There invariably are some commodities that businesses may not find profitable enough to produce and sell even though the public may really-really-really need them. This peculiarity arises when a commodity is -- jargon alert! -- non-excludable: that is, the commodity is such that those who don't want to pay for it cannot be excluded from consuming it anyway.
For example, clean air cannot be limited only to those who agree to pay for it, which is why businesses have no incentive to clean up the air we breathe. Protection from foreign enemies cannot be restricted to only those who pay for it, which is why -- Blackwater notwithstanding! -- national defense cannot be provided by private businesses. Broadcast radio and TV are also non-excludable. (Commercial broadcasters do exist, however, thanks to advertising.) The fruits of fundamental research -- think E = mc2, or Boyle's Law, or the Pythagorean Theorem, or existentialism -- while essential for human progress, are non-excludable too, which is why profit-seeking businesses are unlikely to invest in such research.
So, it is up to the government to pay for the things we need that businesses won't provide.
However, just because we would benefit from a commodity does not mean that the government should provide it -- costs must also be considered. Only if the benefits exceed the costs would it make sense for the government to step into the breach.
Unfortunately, this cost-benefit analysis can be a very tricky business.
For one thing, to figure the benefits of a public good -- technically, a public good is both non-excludable and non-rival, but I will not dwell on this issue here -- it may be necessary to have a dollar measure of the value of a human life!
Take tornado sirens, a popular example of a public good in econ textbooks. They save lives by emitting a loud sound that warns people about approaching tornadoes, giving them time to reach a safe bunker somewhere. But business can't make money by building such sirens because their services are not excludable: even those who refuse to pay will end up benefiting from the existence of the siren, and, knowing this, most people will refuse to pay.
Therefore, it is up to the government to provide a tornado siren. But such sirens cost money. What if the cost was a gazzillion trillion dollars and the benefit was 2 lives saved per year? Would a siren be worth the cost? Yes, if each human life was worth at least half a gazzillion trillion dolars; no, otherwise.
In other words, for rational public policy, a government would need to have a reliable dollar measure of the value of a human life.
Moreover, as Appelbaum's article makes clear, the rational regulation of industry is also heavily reliant on the government's estimate of the dollar value of a human life. Appelbaum also provides interesting examples of the application of the value-of-life concept to the regulation of auto safety, cigarette packaging, emissions from industrial boilers, etc.
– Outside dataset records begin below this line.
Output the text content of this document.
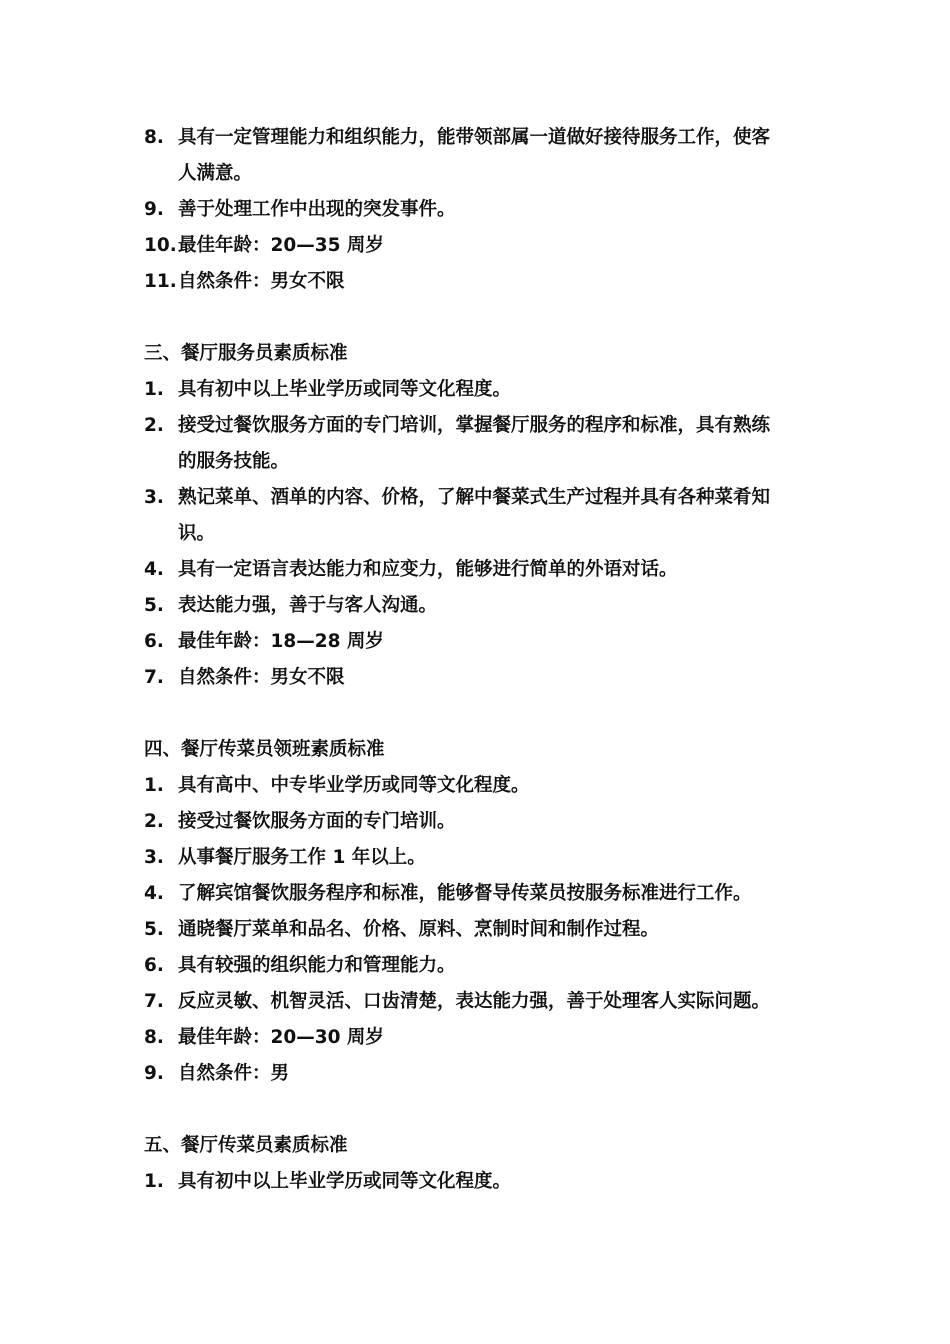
8. 具有一定管理能力和组织能力，能带领部属一道做好接待服务工作，使客
人满意。
9. 善于处理工作中出现的突发事件。
10. 最佳年龄：20—35 周岁
11. 自然条件：男女不限
三、餐厅服务员素质标准
1. 具有初中以上毕业学历或同等文化程度。
2. 接受过餐饮服务方面的专门培训，掌握餐厅服务的程序和标准，具有熟练
的服务技能。
3. 熟记菜单、酒单的内容、价格，了解中餐菜式生产过程并具有各种菜肴知
识。
4. 具有一定语言表达能力和应变力，能够进行简单的外语对话。
5. 表达能力强，善于与客人沟通。
6. 最佳年龄：18—28 周岁
7. 自然条件：男女不限
四、餐厅传菜员领班素质标准
1. 具有高中、中专毕业学历或同等文化程度。
2. 接受过餐饮服务方面的专门培训。
3. 从事餐厅服务工作 1 年以上。
4. 了解宾馆餐饮服务程序和标准，能够督导传菜员按服务标准进行工作。
5. 通晓餐厅菜单和品名、价格、原料、烹制时间和制作过程。
6. 具有较强的组织能力和管理能力。
7. 反应灵敏、机智灵活、口齿清楚，表达能力强，善于处理客人实际问题。
8. 最佳年龄：20—30 周岁
9. 自然条件：男
五、餐厅传菜员素质标准
1. 具有初中以上毕业学历或同等文化程度。
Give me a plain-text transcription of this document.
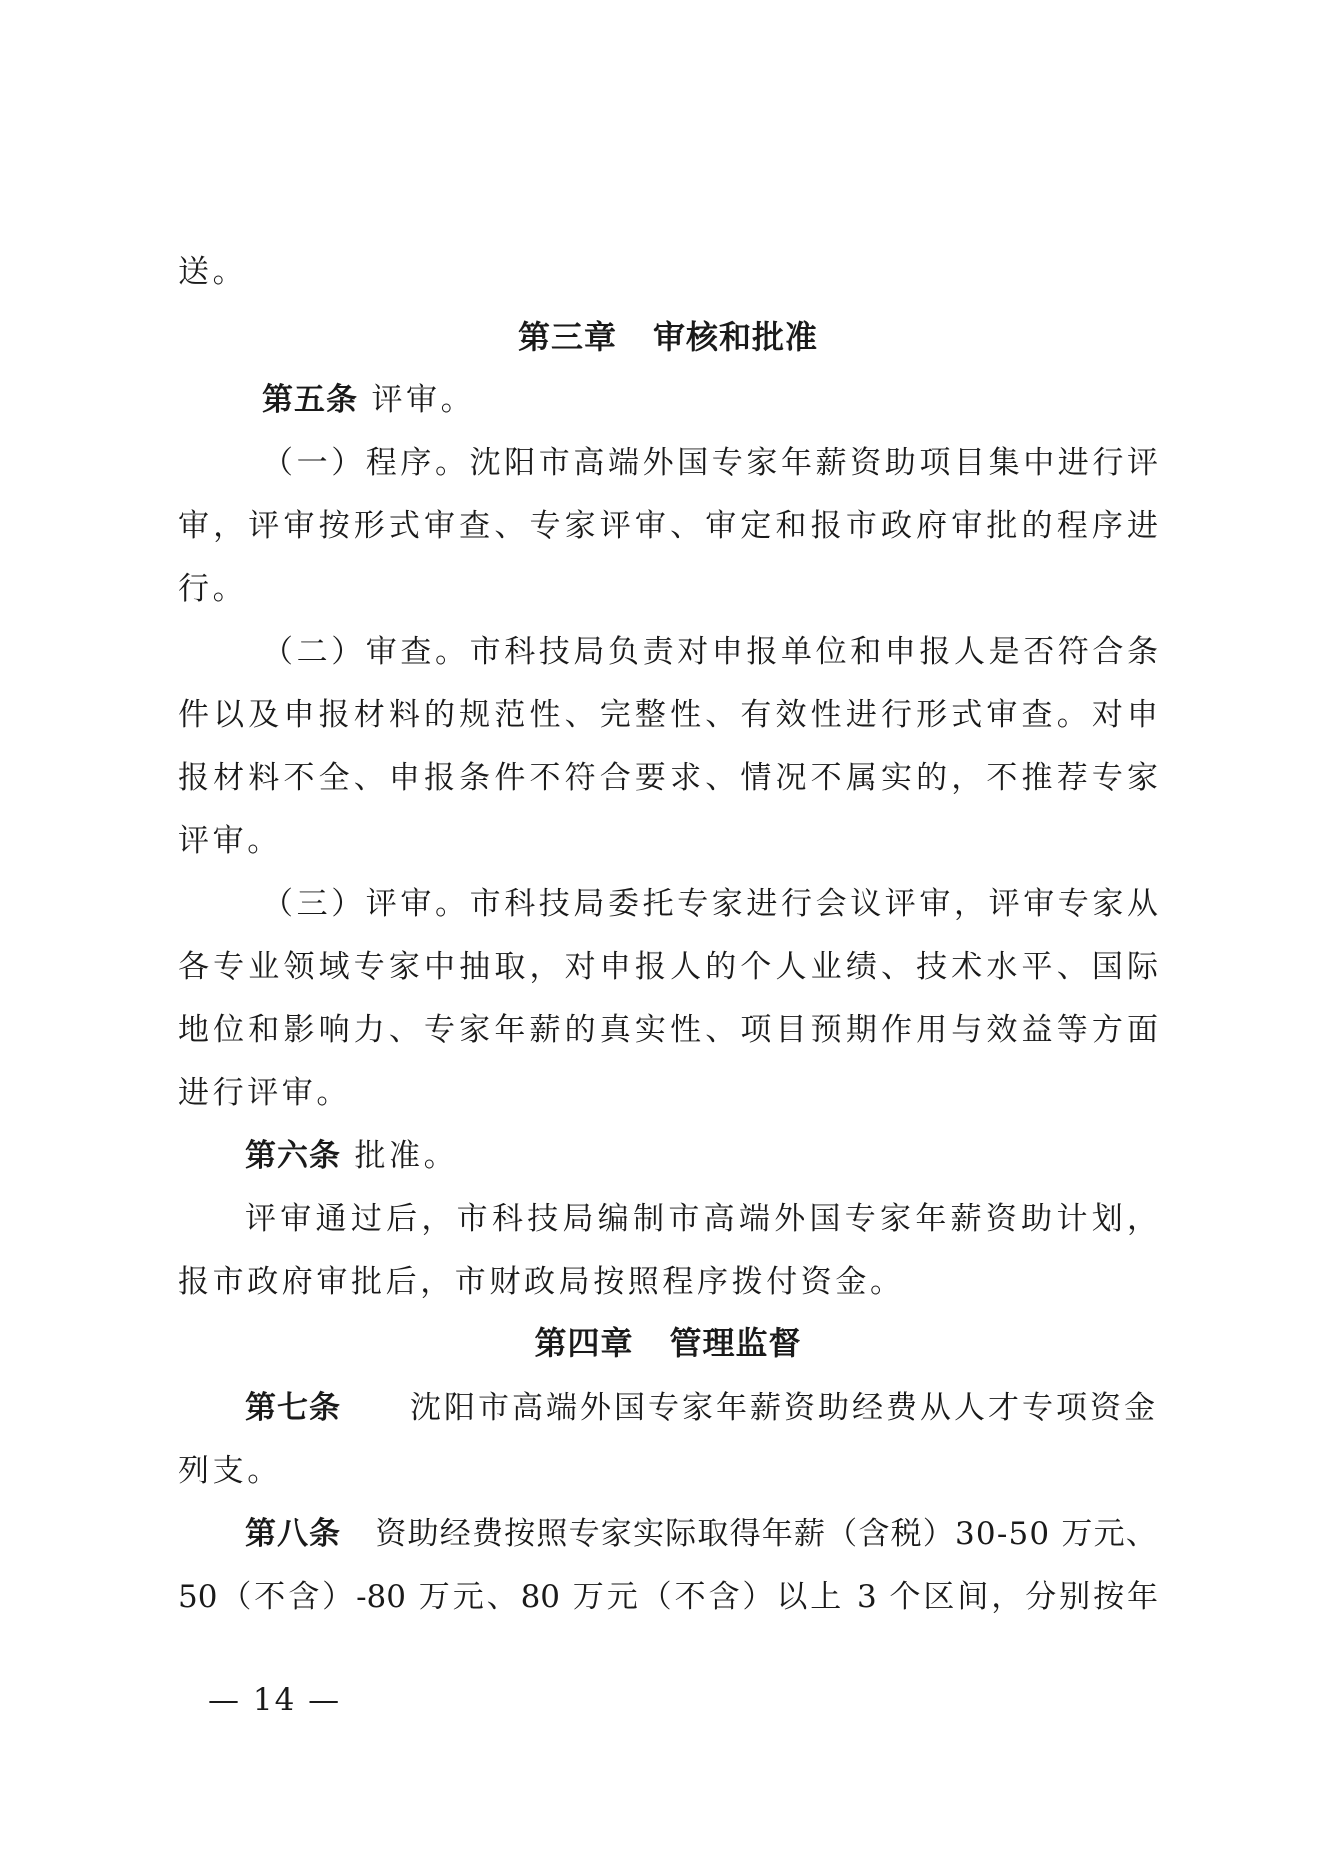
送。
第三章 审核和批准
第五条 评审。
（一）程序。沈阳市高端外国专家年薪资助项目集中进行评
审，评审按形式审查、专家评审、审定和报市政府审批的程序进
行。
（二）审查。市科技局负责对申报单位和申报人是否符合条
件以及申报材料的规范性、完整性、有效性进行形式审查。对申
报材料不全、申报条件不符合要求、情况不属实的，不推荐专家
评审。
（三）评审。市科技局委托专家进行会议评审，评审专家从
各专业领域专家中抽取，对申报人的个人业绩、技术水平、国际
地位和影响力、专家年薪的真实性、项目预期作用与效益等方面
进行评审。
第六条 批准。
评审通过后，市科技局编制市高端外国专家年薪资助计划，
报市政府审批后，市财政局按照程序拨付资金。
第四章 管理监督
第七条 沈阳市高端外国专家年薪资助经费从人才专项资金
列支。
第八条 资助经费按照专家实际取得年薪（含税）30-50 万元、
50（不含）-80 万元、80 万元（不含）以上 3 个区间，分别按年
— 14 —
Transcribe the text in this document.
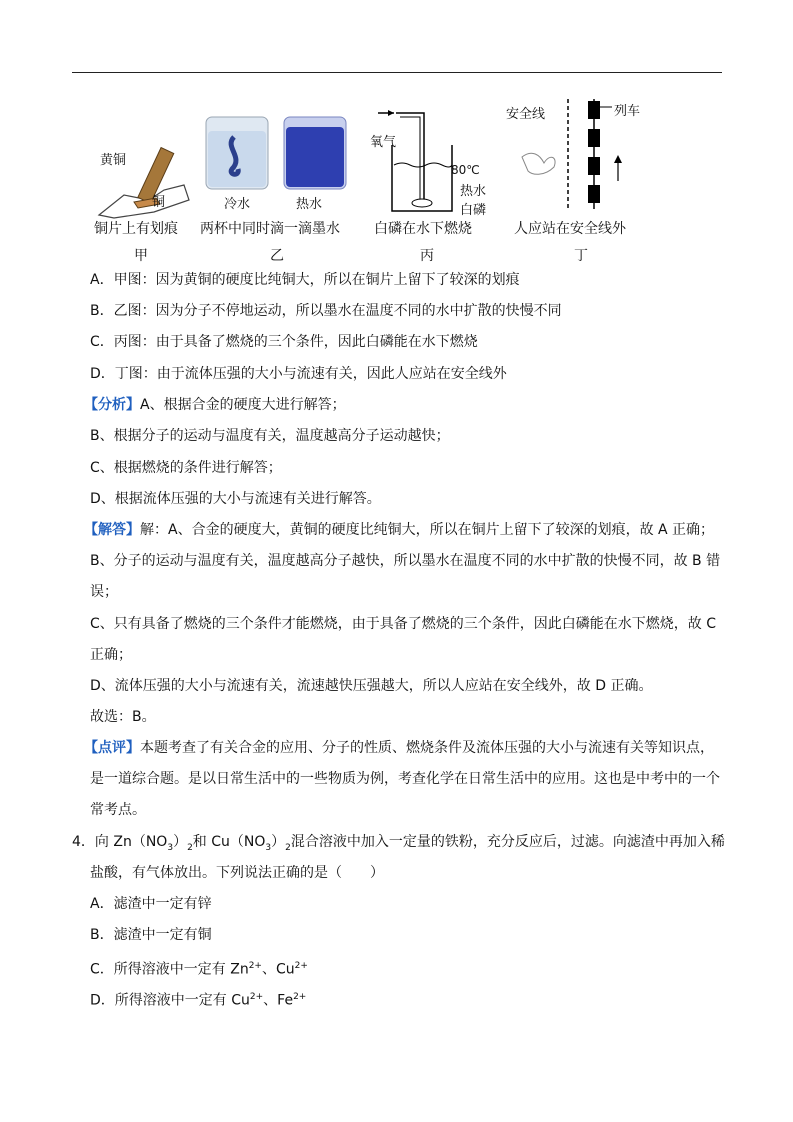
黄铜
铜
铜片上有划痕
甲
冷水	热水
两杯中同时滴一滴墨水
乙
氧气
80℃
热水
白磷
白磷在水下燃烧
丙
安全线	列车
人应站在安全线外
丁
A．甲图：因为黄铜的硬度比纯铜大，所以在铜片上留下了较深的划痕
B．乙图：因为分子不停地运动，所以墨水在温度不同的水中扩散的快慢不同
C．丙图：由于具备了燃烧的三个条件，因此白磷能在水下燃烧
D．丁图：由于流体压强的大小与流速有关，因此人应站在安全线外
【分析】A、根据合金的硬度大进行解答；
B、根据分子的运动与温度有关，温度越高分子运动越快；
C、根据燃烧的条件进行解答；
D、根据流体压强的大小与流速有关进行解答。
【解答】解：A、合金的硬度大，黄铜的硬度比纯铜大，所以在铜片上留下了较深的划痕，故 A 正确；
B、分子的运动与温度有关，温度越高分子越快，所以墨水在温度不同的水中扩散的快慢不同，故 B 错
误；
C、只有具备了燃烧的三个条件才能燃烧，由于具备了燃烧的三个条件，因此白磷能在水下燃烧，故 C
正确；
D、流体压强的大小与流速有关，流速越快压强越大，所以人应站在安全线外，故 D 正确。
故选：B。
【点评】本题考查了有关合金的应用、分子的性质、燃烧条件及流体压强的大小与流速有关等知识点，
是一道综合题。是以日常生活中的一些物质为例，考查化学在日常生活中的应用。这也是中考中的一个
常考点。
4．向 $Zn(NO_3)_2$和 $Cu(NO_3)_2$混合溶液中加入一定量的铁粉，充分反应后，过滤。向滤渣中再加入稀
盐酸，有气体放出。下列说法正确的是（　　）
A．滤渣中一定有锌
B．滤渣中一定有铜
C．所得溶液中一定有 $Zn^{2+}$、$Cu^{2+}$
D．所得溶液中一定有 $Cu^{2+}$、$Fe^{2+}$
U.S. businesses have expressed alarm that federal regulators have lately raised their value-of-life estimates -- in one case to $7.9 million per human -- because the higher the estimated dollar value of a human life, the stronger the justification for a regulation that restricts what businesses may do to cut costs at the expense of the safety of the general public.
The funny thing is that although federal regulators have recently raised their value-of-life estimates, they did so after a long period of torpor during which they refused to even adjust their estimates for inflation! Moreover, even the top-end estimates of the feds are less than the $8.7 million per human figure estimated by W. Kip Viscusi, the economist who initiated this whole approach to cost-benefit analysis. Nevertheless, the business lobby sees the government regulators as unrestrained and out of control! (By the way, why has Viscusi not won the economics Nobel yet? Are you listening, Bank of Sweden?)
It was during the Jimmy Carter presidency that the use of cost-benefit analysis was enshrined into U.S. law: every regulatory proposal would thenceforth have to come armed with a cost-benefit analysis. At that time the business community had welcomed this rationalization and de-politicization of the regulatory process. Now, however, the tide has turned and the politicians are more eager than ever to suck up to big business. This is why the U.S. Chamber of Commerce is now lobbying for the return of the use of political discretion and control of the regulatory process. As Appelbaum, brilliantly and mordantly writes, "The United States Chamber of Commerce is now campaigning for Congress to assert greater control over the rule-making process, reflecting a judgment that formulas may offer less reliable protection than politicians."
So true! In a plutocracy, the golden rule is that whoever has the gold makes the rules.